There are three kinds of radios you might use as a volunteer radio operator in the Eugene Emergency Communications (EmComm) organization. Each has its own advantages and disadvantages for you as a radio operator. The level of expertise required, need for licensure (or not) and cost can vary greatly. Here is a brief overview.

FRS (Family Radio Service)

FRS Radio*

The easiest to operate and least expensive radios are FRS radios, more commonly known as “walkie talkies”. They do not require a license or a fee, though operators do need to be aware of some applicable regulations.
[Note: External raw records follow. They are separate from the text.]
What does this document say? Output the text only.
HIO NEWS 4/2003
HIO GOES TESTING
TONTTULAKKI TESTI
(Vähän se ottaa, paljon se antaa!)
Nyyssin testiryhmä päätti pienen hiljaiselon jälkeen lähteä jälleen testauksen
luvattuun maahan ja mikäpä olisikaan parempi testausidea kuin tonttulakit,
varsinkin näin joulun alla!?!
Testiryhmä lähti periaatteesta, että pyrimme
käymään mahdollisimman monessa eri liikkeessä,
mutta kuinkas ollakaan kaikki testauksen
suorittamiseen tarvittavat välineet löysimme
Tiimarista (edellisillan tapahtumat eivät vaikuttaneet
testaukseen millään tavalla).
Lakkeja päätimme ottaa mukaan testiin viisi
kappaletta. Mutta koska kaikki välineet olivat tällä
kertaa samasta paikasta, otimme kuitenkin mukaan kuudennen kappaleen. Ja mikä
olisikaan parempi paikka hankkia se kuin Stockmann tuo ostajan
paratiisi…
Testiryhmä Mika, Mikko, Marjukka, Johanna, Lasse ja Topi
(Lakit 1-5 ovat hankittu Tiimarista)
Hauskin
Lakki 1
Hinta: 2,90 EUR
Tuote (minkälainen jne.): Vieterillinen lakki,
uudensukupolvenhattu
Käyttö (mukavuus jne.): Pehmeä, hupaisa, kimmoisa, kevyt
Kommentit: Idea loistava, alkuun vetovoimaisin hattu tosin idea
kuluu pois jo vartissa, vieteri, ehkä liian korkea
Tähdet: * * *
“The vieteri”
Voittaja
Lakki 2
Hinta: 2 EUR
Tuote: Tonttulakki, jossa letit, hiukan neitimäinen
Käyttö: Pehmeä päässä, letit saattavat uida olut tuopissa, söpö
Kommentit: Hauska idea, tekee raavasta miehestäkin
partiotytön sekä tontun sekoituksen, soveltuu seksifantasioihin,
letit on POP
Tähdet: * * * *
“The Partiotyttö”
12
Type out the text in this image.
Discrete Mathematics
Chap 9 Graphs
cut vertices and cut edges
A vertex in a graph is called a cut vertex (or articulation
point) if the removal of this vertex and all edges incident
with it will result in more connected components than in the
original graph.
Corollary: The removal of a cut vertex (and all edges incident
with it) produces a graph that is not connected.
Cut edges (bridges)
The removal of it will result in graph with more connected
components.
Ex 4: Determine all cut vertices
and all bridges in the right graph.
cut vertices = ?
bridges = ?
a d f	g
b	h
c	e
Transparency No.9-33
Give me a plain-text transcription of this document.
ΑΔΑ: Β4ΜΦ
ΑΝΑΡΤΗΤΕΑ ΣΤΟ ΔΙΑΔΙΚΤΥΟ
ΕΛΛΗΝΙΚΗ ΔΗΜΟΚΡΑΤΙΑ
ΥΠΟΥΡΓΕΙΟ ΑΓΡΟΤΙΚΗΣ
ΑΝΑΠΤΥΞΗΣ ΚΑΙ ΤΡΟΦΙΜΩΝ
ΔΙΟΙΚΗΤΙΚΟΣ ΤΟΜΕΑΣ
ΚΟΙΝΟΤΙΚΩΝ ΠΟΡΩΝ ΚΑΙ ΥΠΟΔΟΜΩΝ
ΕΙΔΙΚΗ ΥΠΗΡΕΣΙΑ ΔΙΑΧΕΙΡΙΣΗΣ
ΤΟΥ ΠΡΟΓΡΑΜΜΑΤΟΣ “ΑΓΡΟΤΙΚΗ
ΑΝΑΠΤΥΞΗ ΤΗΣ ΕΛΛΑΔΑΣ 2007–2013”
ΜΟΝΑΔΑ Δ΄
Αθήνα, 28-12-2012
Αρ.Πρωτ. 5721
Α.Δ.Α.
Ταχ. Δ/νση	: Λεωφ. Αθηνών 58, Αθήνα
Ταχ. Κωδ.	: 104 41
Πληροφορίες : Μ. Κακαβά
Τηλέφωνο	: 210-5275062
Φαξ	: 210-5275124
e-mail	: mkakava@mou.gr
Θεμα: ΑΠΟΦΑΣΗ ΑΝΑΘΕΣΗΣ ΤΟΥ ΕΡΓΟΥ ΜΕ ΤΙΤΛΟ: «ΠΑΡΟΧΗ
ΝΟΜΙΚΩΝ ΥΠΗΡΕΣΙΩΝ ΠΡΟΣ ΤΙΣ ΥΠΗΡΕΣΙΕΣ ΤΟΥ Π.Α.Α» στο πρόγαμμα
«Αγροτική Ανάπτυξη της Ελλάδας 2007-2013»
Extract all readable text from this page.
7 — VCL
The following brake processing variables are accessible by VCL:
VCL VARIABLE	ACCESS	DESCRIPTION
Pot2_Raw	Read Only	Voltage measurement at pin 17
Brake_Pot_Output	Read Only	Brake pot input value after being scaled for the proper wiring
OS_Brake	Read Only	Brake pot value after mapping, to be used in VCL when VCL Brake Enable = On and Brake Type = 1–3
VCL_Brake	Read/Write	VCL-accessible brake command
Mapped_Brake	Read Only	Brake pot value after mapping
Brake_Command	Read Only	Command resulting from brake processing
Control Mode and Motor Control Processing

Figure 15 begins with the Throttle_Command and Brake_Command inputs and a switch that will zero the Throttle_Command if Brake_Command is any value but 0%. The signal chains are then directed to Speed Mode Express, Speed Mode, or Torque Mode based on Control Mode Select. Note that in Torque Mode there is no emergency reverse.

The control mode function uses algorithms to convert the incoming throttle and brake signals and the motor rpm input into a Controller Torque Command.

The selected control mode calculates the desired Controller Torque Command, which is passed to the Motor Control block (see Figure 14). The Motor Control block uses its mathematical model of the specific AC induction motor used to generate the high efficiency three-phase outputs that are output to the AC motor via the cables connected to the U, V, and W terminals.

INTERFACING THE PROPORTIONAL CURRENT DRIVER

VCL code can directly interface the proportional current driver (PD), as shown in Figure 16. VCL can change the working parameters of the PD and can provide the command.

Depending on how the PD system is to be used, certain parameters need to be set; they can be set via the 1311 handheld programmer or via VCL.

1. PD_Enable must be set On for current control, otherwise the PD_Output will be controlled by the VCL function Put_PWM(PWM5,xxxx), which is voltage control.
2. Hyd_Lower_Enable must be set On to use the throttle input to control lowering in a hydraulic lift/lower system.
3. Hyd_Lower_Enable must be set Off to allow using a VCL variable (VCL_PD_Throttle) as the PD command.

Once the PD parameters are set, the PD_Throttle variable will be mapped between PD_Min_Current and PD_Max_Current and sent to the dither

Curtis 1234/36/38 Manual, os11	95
FRS radios are inexpensive, and provide a useful level of communications within neighborhoods to connect with others within limited ranges. Many households may already have FRS radios for use for camping and hiking, or as toys. Neighborhoods in Eugene are assigned specific FRS channels for use within the neighborhood during emergencies or exercises.

GMRS (General Mobile Radio Service)

GMRS Radio*

A GMRS radio license allows operation on a more limited set of public radio frequencies and channels than are available to ham operators, but there is no test required to get a 10-year license for your family household to use. You can obtain your license by applying to the Federal Communications Commission (FCC) and paying the license fee. GMRS radios operate similarly to FRS radios, (see above), but have greater power and range.

Ham Radio

Ham radios provide the greatest access to radio frequencies, as well as the most power and geographical range. Becoming an amateur radio operator (ham), involves studying to develop some radio skills and knowledge, taking an exam, and paying a fee to the Federal Communications Commission (FCC). While there is some learning involved, there are many people willing to help you get your license if you have the desire. The Valley Radio Club offers regular classes, and gives you access to many current hams who are willing to share their time and expertise to help you prepare for your exam. The ARRL (American Radio Relay League) is an organization that supports and serves ham radio operators.

Ham radios come in three general configurations: base stations, mobile, and hand-held (sometimes referred to as “HT”). The base stations tend to be larger and are designed to fit on a desk or flat surface. They offer the greatest degree of control and power, but take up more space and require some set-up. Mobile radios are designed to fit in cars or other vehicles, and look like after-market car audio systems. The hand-held radios look very much like FRS or GMRS radios, but operate on the licensed ham radio bands.